Well, not necessarily. After living abroad for a number of years, or even coming home for summer vacations, I always found that there was an adjustment period where I felt like a foreigner in my home country. Here are some of the issues I faced upon reentry.

-Nobody cares about my overseas experience.

I thought that all of my friends and family would want to spend time hearing about my time abroad, and let’s face it, who doesn’t like to talk about themselves? To my surprise, many people were completely uninterested.  I came to realize that what was an amazing experience for me could not always be conveyed in a story or through pictures, making it tedious for listeners to hear about. I found it was best to talk about my time abroad with others who had also traveled abroad. We could swap stories without feeling like we were boring the other one to tears.

-Can I drink this water?

I know this sounds strange, but whenever I returned home it would always take me a split second to think about whether or not I could drink the water or brush my teeth with water directly from the tap. This of course would pass with time, but to this day I still appreciate a nice cold glass of tap water.

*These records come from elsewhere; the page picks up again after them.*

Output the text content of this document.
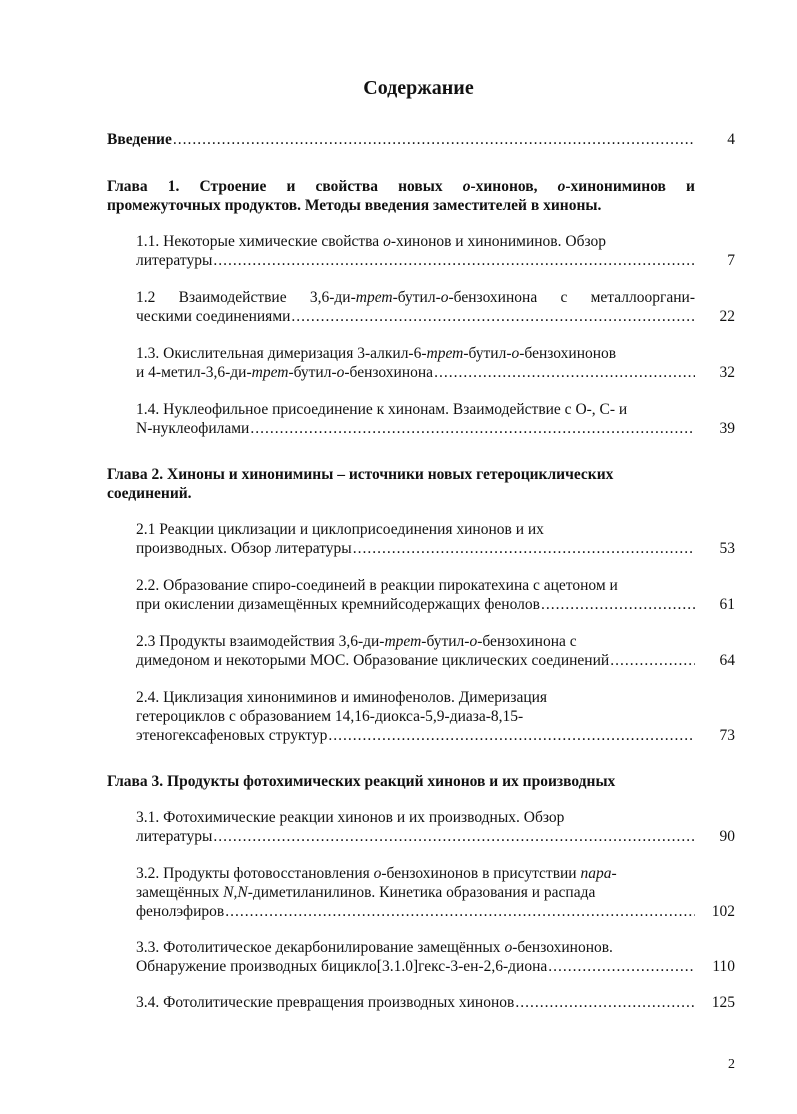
Содержание
Введение .....	4
Глава 1. Строение и свойства новых о-хинонов, о-хинониминов и
промежуточных продуктов. Методы введения заместителей в хиноны.
1.1. Некоторые химические свойства о-хинонов и хинониминов. Обзор
литературы .....	7
1.2 Взаимодействие 3,6-ди-трет-бутил-о-бензохинона с металлооргани-
ческими соединениями .....	22
1.3. Окислительная димеризация 3-алкил-6-трет-бутил-о-бензохинонов
и 4-метил-3,6-ди-трет-бутил-о-бензохинона .....	32
1.4. Нуклеофильное присоединение к хинонам. Взаимодействие с О-, С- и
N-нуклеофилами .....	39
Глава 2. Хиноны и хинонимины – источники новых гетероциклических
соединений.
2.1 Реакции циклизации и циклоприсоединения хинонов и их
производных. Обзор литературы .....	53
2.2. Образование спиро-соединеий в реакции пирокатехина с ацетоном и
при окислении дизамещённых кремнийсодержащих фенолов .....	61
2.3 Продукты взаимодействия 3,6-ди-трет-бутил-о-бензохинона с
димедоном и некоторыми МОС. Образование циклических соединений .....	64
2.4. Циклизация хинониминов и иминофенолов. Димеризация
гетероциклов с образованием 14,16-диокса-5,9-диаза-8,15-
этеногексафеновых структур .....	73
Глава 3. Продукты фотохимических реакций хинонов и их производных
3.1. Фотохимические реакции хинонов и их производных. Обзор
литературы .....	90
3.2. Продукты фотовосстановления о-бензохинонов в присутствии пара-
замещённых N,N-диметиланилинов. Кинетика образования и распада
фенолэфиров .....	102
3.3. Фотолитическое декарбонилирование замещённых о-бензохинонов.
Обнаружение производных бицикло[3.1.0]гекс-3-ен-2,6-диона .....	110
3.4. Фотолитические превращения производных хинонов .....	125
2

-Grocery stores/malls are overwhelming.

After living in countries with open-air markets that had very limited selections, walking into a US grocery store or mall seemed like entering a decadent palace of goodies. I had to remind myself, that no, I did not need a jumbo pack of Twinkies or five new pairs of jeans. Thankfully, living in third world countries, you come to understand how little you really need.

-I’m out of touch with pop culture/current events.

With social media networks, this may not seem like such a difficult task to keep up with, but even if you live somewhere with a great internet connection, you are sure to miss out on events from your home country.  I came to realize though, that this was a small sacrifice compared to what I was seeing and learning abroad.

-Bugs, bugs, everywhere.

It could be the middle of the night, but when I feel a little tickle on my leg, I immediately want to jump up, throw off my blankets and check for creatures in my bed. It always ends up being nothing, but I don’t think I will ever get over the fear that something furry or slimy might be lurking under the covers.

There will almost always be a period of adjustment when arriving in a new country or returning home, but I will never let this prevent me from traveling, exploring, and learning about new places.